Firstly, an AFSK demodulator that takes an audio signal made up of tones signifying 0 and 1. I don't have a schematic for this, but here's a picture of it in operation:
It's not a great photo, but you can see on the oscilloscope the 0 and 1 output square waves (when they're both low, it's a space between bytes). And you can see the circuit and my walkman hooked up to it. I don't have a record of it, but I also wrote a program for the Arduino that decoded ASCII from this input.
I have no photos or anything to go with this, but this circuit from aaroncake.net was something I played around with a whole lot when I first started out. I learned a lot from it. The whole site is pretty cool, and there's a giant database of various circuit schematics. You should check it out.

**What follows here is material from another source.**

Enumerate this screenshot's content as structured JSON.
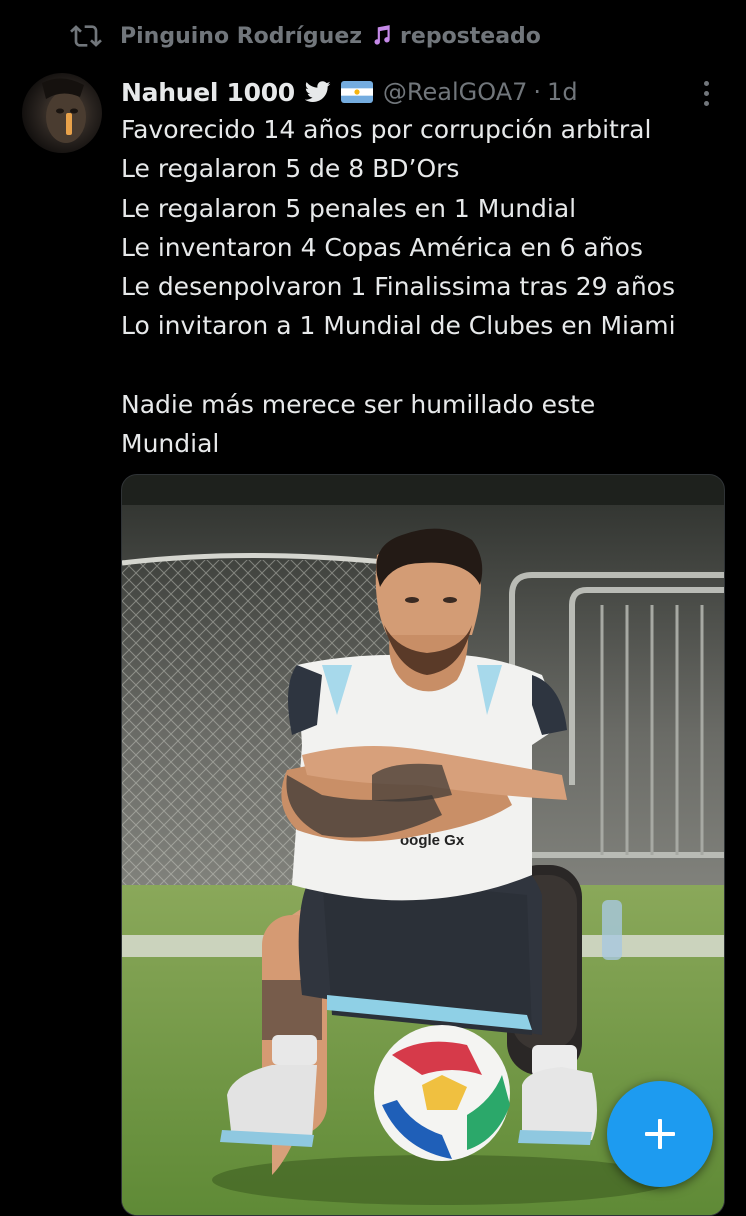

More recently I've been experimenting with AM transmitters/receivers. It's a lot easier than FM to modulate and (especially) demodulate. I've been mostly using frequencies around 27MHz, because that's an ISM band. I do realize that there are no unlicensed bands in Canada, but until I get an Advanced ham radio license, it'll have to do. Besides, it's so low power that I can barely pick it up from inside the house, let alone from a distance. And I don't yet know how to actually increase the power output, because RF is black magic and I still can't even wrap my head around how current flows in an antenna when there is no closed circuit. Anyway, I've got some schematics here:
Those are the latest schematics. If you're an experienced electrical engineer, or even an inexperienced one, you might look at those and think "Wow, this guy doesn't have a clue what he's doing". And you'd probably be right; I have no idea what I'm doing. But I'm trying to learn! That's what this is all about.
So, with these I have managed to transmit an SSTV image from one room to another, with rather good results:
That's a screenshot of the receiving end. The physical setup was, for lack of a better description, really ghetto. I unfortunately don't have a photo, but the transmitting end was a breadboard hooked up to a power supply with a long piece of wire attached to the final stage. The receiving end was also a breadboard, sitting on my desk, using a USB cable from a broken mouse as an antenna. Again, I have no clue how antennas work and this seemed to do well enough.
I also managed to blink the LED on an arduino remotely with these circuits. I transmitted an audio tone, and used a comparator on the receiver to decide when the tone was there and when it wasn't. This worked okay except the whole thing is just so god damn temperamental that the slightest disturbance in the force or whatever would it from functioning.
And I'm not even exaggerating. So much as standing too close to either of the circuits, moving either of the antennas, or even touching something electronic/grounded in the same room as either of them (seriously, I'm not joking), would upset the circuits and they'd need a moment to settle down again. I suspect a problem with the grounding, and I also don't know how that works so I'll need to read up a bit more before I try this again, since I think I've gotten about as far as I can without really understanding how radio works.